Logistic regression models were used to investigate the characteristics associated with diagnostic yield while controlling for potential confounding variables. A multivariable logistic regression model was constructed to include variables of interest among patients with available H&P (n = 941). Odds ratio and accompanying 95% C.I. were calculated using the maximum likelihood ratio method. Plots of residuals were reviewed to identify outliers. For all continuous variables in the model (age), linearity was verified by testing the association of the dependant variable with the independent variable. Correlations among independent variables were evaluated to assess for collinearity.

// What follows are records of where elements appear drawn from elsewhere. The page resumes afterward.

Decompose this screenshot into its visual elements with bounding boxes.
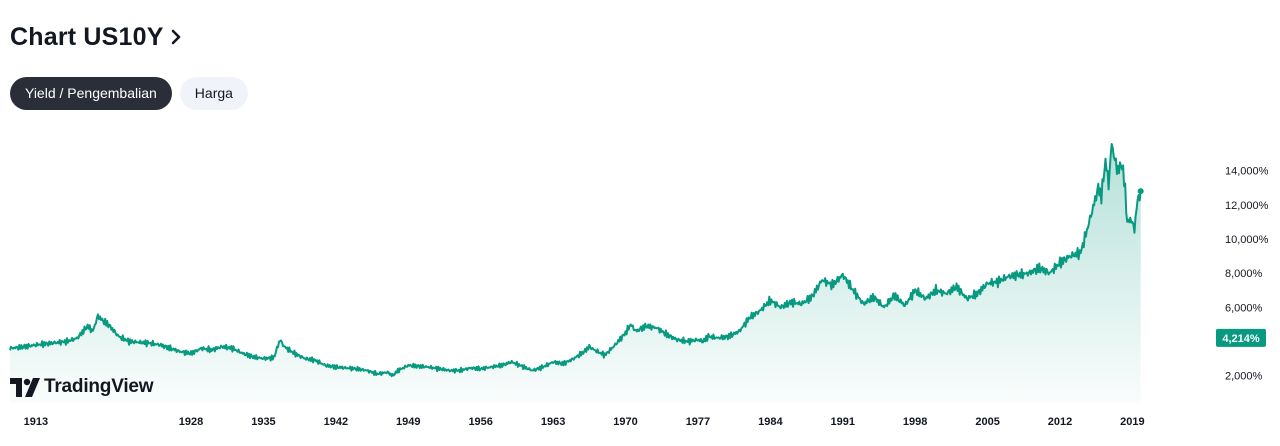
x-tick-label: 1970 — [613, 416, 637, 428]
y-tick-label: 8,000% — [1225, 268, 1263, 280]
y-tick-label: 10,000% — [1225, 234, 1269, 246]
x-tick-label: 1928 — [179, 416, 203, 428]
x-tick-label: 1963 — [541, 416, 565, 428]
x-tick-label: 1935 — [251, 416, 275, 428]
x-tick-label: 2019 — [1120, 416, 1144, 428]
x-tick-label: 1977 — [686, 416, 710, 428]
yield-area-fill — [10, 144, 1141, 403]
chevron-right-icon — [171, 29, 180, 45]
x-tick-label: 1956 — [468, 416, 492, 428]
x-tick-label: 2012 — [1048, 416, 1072, 428]
x-tick-label: 1998 — [903, 416, 927, 428]
last-value-label: 4,214% — [1222, 333, 1260, 345]
tab-price[interactable]: Harga — [179, 77, 248, 110]
page-title: Chart US10Y — [10, 22, 164, 51]
y-tick-label: 12,000% — [1225, 200, 1269, 212]
y-tick-label: 2,000% — [1225, 371, 1263, 383]
tradingview-logo-icon — [10, 377, 40, 397]
x-tick-label: 1942 — [324, 416, 348, 428]
x-tick-label: 1913 — [24, 416, 48, 428]
last-value-badge — [1216, 328, 1266, 347]
x-tick-label: 1991 — [831, 416, 855, 428]
x-tick-label: 2005 — [975, 416, 999, 428]
y-tick-label: 14,000% — [1225, 166, 1269, 178]
tradingview-logo-text: TradingView — [44, 376, 154, 397]
x-tick-label: 1949 — [396, 416, 420, 428]
chart-mode-tabs: Yield / Pengembalian Harga — [10, 77, 248, 110]
y-tick-label: 6,000% — [1225, 302, 1263, 314]
x-tick-label: 1984 — [758, 416, 783, 428]
yield-series-line — [9, 143, 1142, 378]
tab-yield[interactable]: Yield / Pengembalian — [10, 77, 172, 110]
tradingview-logo: TradingView — [10, 376, 154, 398]
last-value-dot — [1137, 188, 1144, 195]
chart-title-link[interactable]: Chart US10Y — [10, 22, 183, 52]
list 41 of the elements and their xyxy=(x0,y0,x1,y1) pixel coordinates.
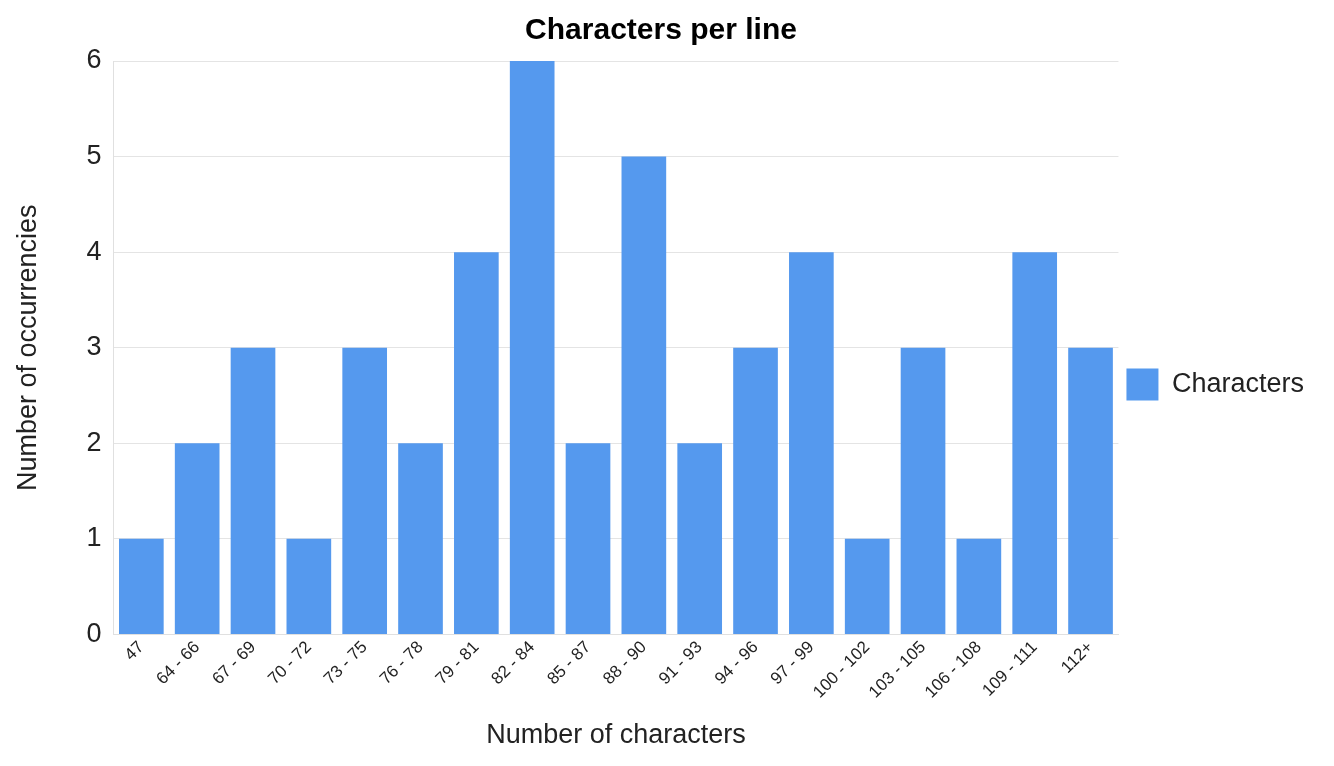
bar xyxy=(119,538,164,634)
bar xyxy=(733,347,778,634)
bar xyxy=(342,347,388,634)
bar xyxy=(621,156,667,634)
x-tick-label: 47 xyxy=(120,637,148,665)
y-tick-label: 1 xyxy=(86,522,102,553)
x-tick-label: 64 - 66 xyxy=(152,637,204,689)
y-tick-label: 0 xyxy=(86,617,102,648)
y-tick-label: 4 xyxy=(86,235,102,266)
x-tick-label: 76 - 78 xyxy=(375,637,427,689)
bar xyxy=(398,443,443,634)
bar xyxy=(286,538,332,634)
bar xyxy=(565,443,611,634)
x-axis-title: Number of characters xyxy=(486,719,746,750)
bar xyxy=(900,347,946,634)
x-tick-label: 91 - 93 xyxy=(654,637,706,689)
bar xyxy=(509,61,555,634)
bar xyxy=(677,443,723,634)
bar xyxy=(1012,252,1058,634)
x-tick-label: 70 - 72 xyxy=(264,637,315,689)
legend-label: Characters xyxy=(1171,367,1304,398)
bar xyxy=(1068,347,1113,634)
bar xyxy=(844,538,890,634)
chart-title: Characters per line xyxy=(525,12,797,46)
x-tick-label: 73 - 75 xyxy=(319,637,371,689)
bar xyxy=(230,347,276,634)
bar xyxy=(789,252,834,634)
y-tick-label: 5 xyxy=(86,140,102,171)
x-tick-label: 85 - 87 xyxy=(543,637,595,689)
x-tick-label: 82 - 84 xyxy=(487,637,539,689)
x-tick-label: 67 - 69 xyxy=(208,637,260,689)
bar xyxy=(454,252,499,634)
bar xyxy=(174,443,220,634)
y-tick-label: 3 xyxy=(86,331,102,362)
x-tick-label: 94 - 96 xyxy=(710,637,762,689)
x-tick-label: 79 - 81 xyxy=(431,637,483,689)
x-tick-label: 88 - 90 xyxy=(599,637,650,689)
bar xyxy=(956,538,1002,634)
y-axis-title: Number of occurrencies xyxy=(11,204,42,491)
y-tick-label: 2 xyxy=(86,426,102,457)
y-tick-label: 6 xyxy=(86,44,102,75)
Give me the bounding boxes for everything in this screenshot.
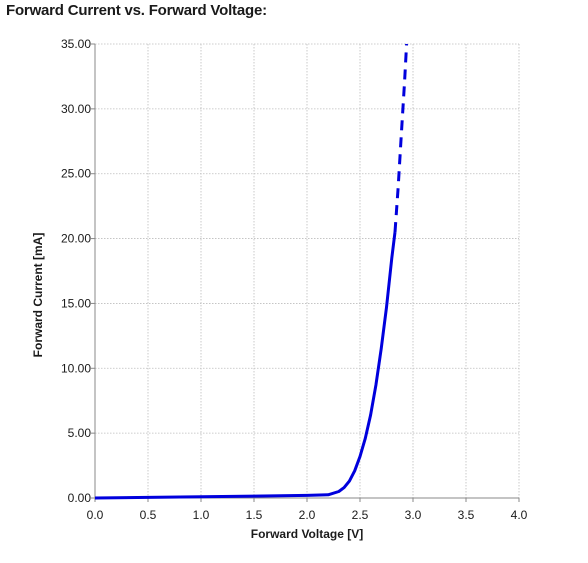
x-tick-label: 2.0 [299, 508, 316, 522]
series-line-dashed [393, 43, 409, 233]
y-axis-label: Forward Current [mA] [31, 233, 45, 358]
y-tick-label: 0.00 [68, 491, 92, 505]
y-tick-label: 5.00 [68, 426, 92, 440]
y-tick-label: 35.00 [61, 37, 91, 51]
x-tick-label: 4.0 [511, 508, 528, 522]
x-tick-label: 1.5 [246, 508, 263, 522]
x-tick-label: 0.5 [140, 508, 157, 522]
y-tick-label: 20.00 [61, 232, 91, 246]
x-tick-label: 3.5 [458, 508, 475, 522]
grid [95, 43, 520, 498]
x-tick-label: 0.0 [87, 508, 104, 522]
x-axis-label: Forward Voltage [V] [251, 527, 363, 541]
chart-title: Forward Current vs. Forward Voltage: [6, 2, 267, 19]
x-tick-label: 1.0 [193, 508, 210, 522]
y-tick-label: 10.00 [61, 361, 91, 375]
x-tick-label: 3.0 [405, 508, 422, 522]
y-tick-label: 15.00 [61, 296, 91, 310]
y-tick-label: 25.00 [61, 167, 91, 181]
y-tick-label: 30.00 [61, 102, 91, 116]
series-lines [94, 43, 409, 500]
tick-labels: 0.0 0.5 1.0 1.5 2.0 2.5 3.0 3.5 4.0 0.00 5.00 10.00… [61, 37, 528, 522]
series-line-solid [94, 231, 397, 500]
x-tick-label: 2.5 [352, 508, 369, 522]
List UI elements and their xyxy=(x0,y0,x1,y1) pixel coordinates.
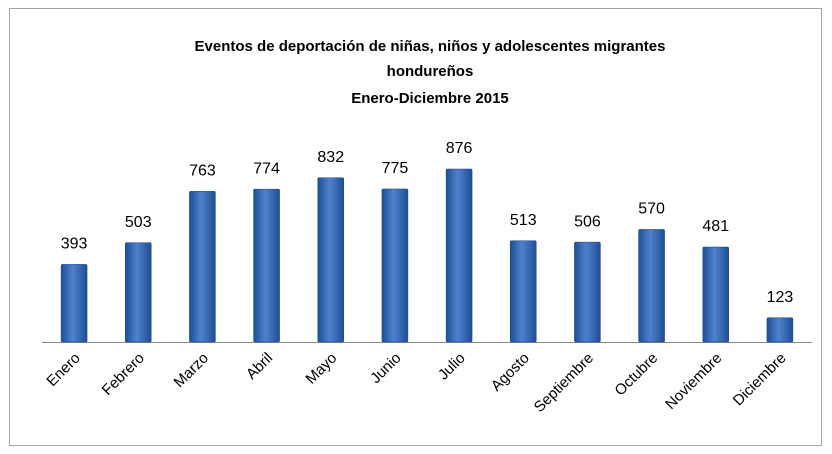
bar xyxy=(638,229,665,343)
bar xyxy=(125,242,152,343)
chart-title: Eventos de deportación de niñas, niños y… xyxy=(195,38,666,55)
bar xyxy=(766,317,794,343)
value-label: 876 xyxy=(446,140,473,157)
value-label: 763 xyxy=(189,163,216,180)
value-label: 123 xyxy=(767,289,794,306)
value-label: 506 xyxy=(574,213,601,230)
value-label: 503 xyxy=(125,214,152,231)
value-label: 393 xyxy=(61,236,88,253)
bar xyxy=(381,188,409,343)
chart-title: Enero-Diciembre 2015 xyxy=(351,90,509,107)
value-label: 481 xyxy=(702,218,729,235)
bar xyxy=(60,264,88,343)
bar xyxy=(317,177,344,343)
value-label: 513 xyxy=(510,212,537,229)
bar xyxy=(445,168,473,343)
value-label: 774 xyxy=(253,160,280,177)
value-label: 570 xyxy=(638,201,665,218)
chart-title: hondureños xyxy=(387,63,474,80)
bar xyxy=(510,240,537,343)
bar xyxy=(574,241,601,343)
bar xyxy=(189,191,216,343)
value-label: 832 xyxy=(317,149,344,166)
chart-frame xyxy=(9,8,822,446)
bar xyxy=(253,188,280,343)
bar xyxy=(702,246,729,343)
value-label: 775 xyxy=(382,160,409,177)
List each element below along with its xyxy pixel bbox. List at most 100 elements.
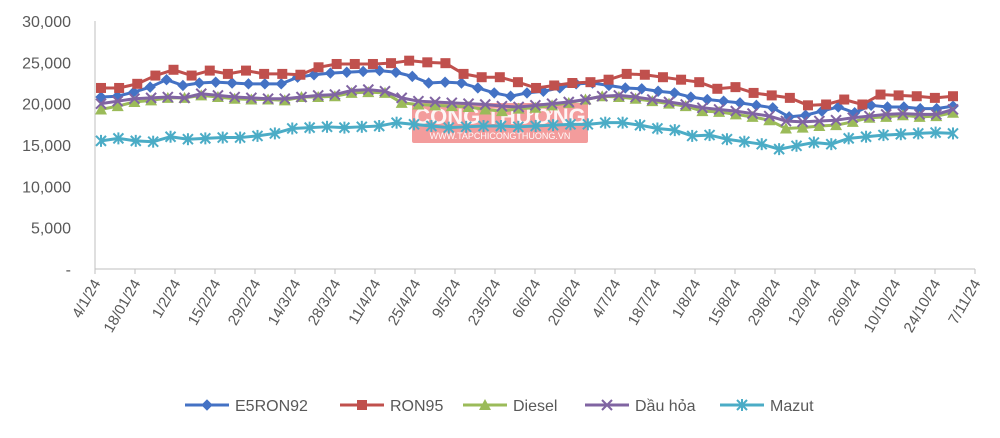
x-tick-label: 15/2/24 [185, 277, 225, 329]
data-point [504, 90, 517, 102]
data-point [145, 94, 158, 106]
data-point [275, 78, 287, 90]
data-point [913, 110, 926, 122]
data-point [458, 68, 469, 79]
data-point [585, 77, 596, 88]
data-point [331, 58, 342, 69]
data-point [929, 126, 942, 139]
data-point [357, 65, 369, 78]
data-point [730, 105, 742, 117]
data-point [603, 74, 614, 85]
data-point [663, 96, 675, 108]
data-point [408, 118, 420, 131]
data-point [696, 102, 709, 114]
data-point [386, 58, 397, 69]
data-point [286, 122, 298, 135]
data-point [422, 57, 433, 68]
series-line [100, 90, 954, 130]
data-point [395, 92, 408, 104]
data-point [895, 128, 907, 141]
data-point [367, 58, 378, 69]
data-point [512, 101, 525, 113]
data-point [212, 89, 224, 102]
data-point [177, 79, 189, 92]
data-point [694, 77, 705, 88]
data-point [875, 89, 886, 100]
data-point [356, 120, 368, 133]
data-point [629, 91, 642, 103]
data-point [96, 82, 106, 93]
data-point [112, 132, 125, 145]
y-tick-label: 15,000 [22, 138, 71, 155]
data-point [111, 95, 124, 107]
legend-label: Dầu hỏa [635, 398, 696, 415]
x-tick-label: 6/6/24 [509, 277, 545, 322]
data-point [802, 100, 813, 111]
data-point [599, 116, 611, 129]
data-point [150, 70, 161, 81]
data-point [349, 58, 360, 69]
y-tick-label: 25,000 [22, 55, 71, 72]
data-point [130, 134, 142, 147]
series-line [100, 121, 954, 151]
data-point [390, 116, 403, 129]
x-tick-label: 24/10/24 [901, 277, 945, 336]
data-point [193, 77, 206, 89]
data-point [395, 96, 408, 108]
data-point [195, 88, 207, 100]
data-point [222, 68, 233, 79]
data-point [616, 116, 629, 129]
data-point [646, 93, 659, 106]
y-axis: - 5,000 10,000 15,000 20,000 25,000 30,000 [22, 14, 96, 279]
data-point [128, 96, 141, 108]
data-point [445, 100, 458, 112]
legend-item: Dầu hỏa [585, 398, 696, 415]
data-point [234, 131, 246, 144]
x-tick-label: 29/2/24 [225, 277, 265, 329]
data-point [730, 82, 741, 93]
data-point [746, 110, 759, 122]
x-tick-label: 1/2/24 [149, 277, 185, 322]
data-point [242, 78, 255, 90]
data-point [865, 99, 877, 112]
data-point [821, 99, 832, 110]
data-point [621, 68, 632, 79]
data-point [95, 97, 107, 110]
legend-label: E5RON92 [235, 398, 308, 415]
data-point [839, 94, 850, 105]
data-point [379, 85, 391, 97]
data-point [679, 98, 692, 111]
series-Dầu hỏa [95, 83, 959, 128]
y-tick-label: 5,000 [31, 221, 71, 238]
data-point [182, 133, 194, 146]
data-point [893, 90, 904, 101]
data-point [947, 106, 959, 118]
data-point [440, 58, 451, 69]
data-point [766, 90, 777, 101]
data-point [446, 97, 458, 109]
data-point [168, 64, 179, 75]
data-point [880, 110, 893, 122]
x-tick-label: 20/6/24 [545, 277, 585, 329]
data-point [345, 84, 358, 97]
data-point [494, 72, 505, 83]
data-point [529, 99, 542, 112]
data-point [930, 108, 943, 121]
data-point [703, 129, 716, 142]
x-tick-label: 23/5/24 [465, 277, 505, 329]
data-point [277, 68, 288, 79]
data-point [477, 119, 490, 132]
data-point [613, 89, 625, 102]
data-point [455, 77, 468, 89]
y-tick-label: 30,000 [22, 14, 71, 31]
data-point [204, 65, 215, 76]
data-point [738, 135, 751, 148]
data-point [245, 92, 258, 104]
data-point [406, 70, 419, 83]
x-tick-label: 26/9/24 [825, 277, 865, 329]
data-point [228, 91, 241, 103]
data-point [897, 107, 909, 120]
x-tick-label: 12/9/24 [785, 277, 825, 329]
x-tick-label: 11/4/24 [345, 277, 384, 328]
data-point [830, 114, 842, 126]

All analyses were performed using NCSS software (NCSS Institute, Inc., Kaysville, UT, USA).

RESULTS

Between 1 January 2002 and 30 June 2005, 1405 OGDs were recorded at the two PEDS-CORI sites, of which 214 (15.2%) were excluded for being repeat endoscopies in the same patient, having exclusion diagnoses or for patient age greater than 18 years. Thus, a total of 1191 OGDs performed in unique patients with a mean age of 11.5 years (s.d. 4.0 years) were included in the analysis. At least 1 biopsy was taken from three anatomic regions (oesophagus, stomach, duodenum) in 1099 (92.3%) of the enrolled patients. Among the included procedures, 661 (55.5%) were from TCH, and 530 (44.5%) from CHKD. The majority of patients were women (n = 714, 60.0%). Race was described as White in 69.5% (n = 828), Black in 16.3% (n = 194), Hispanic in 12.0% (n = 143) and Asian in 2.2% (n = 26). Approximately 22.8% (271) patients had a known condition prior to endoscopy, including gastro-oesophageal reflux (n = 166, 61%), constipation (n = 71, 26%), enteric infection (n = 7, 2.6%), thyroid disease (n = 7, 2.6%), lactose intolerance (n = 2, 0.7%) or pyloric stenosis (n = 2, 0.7%).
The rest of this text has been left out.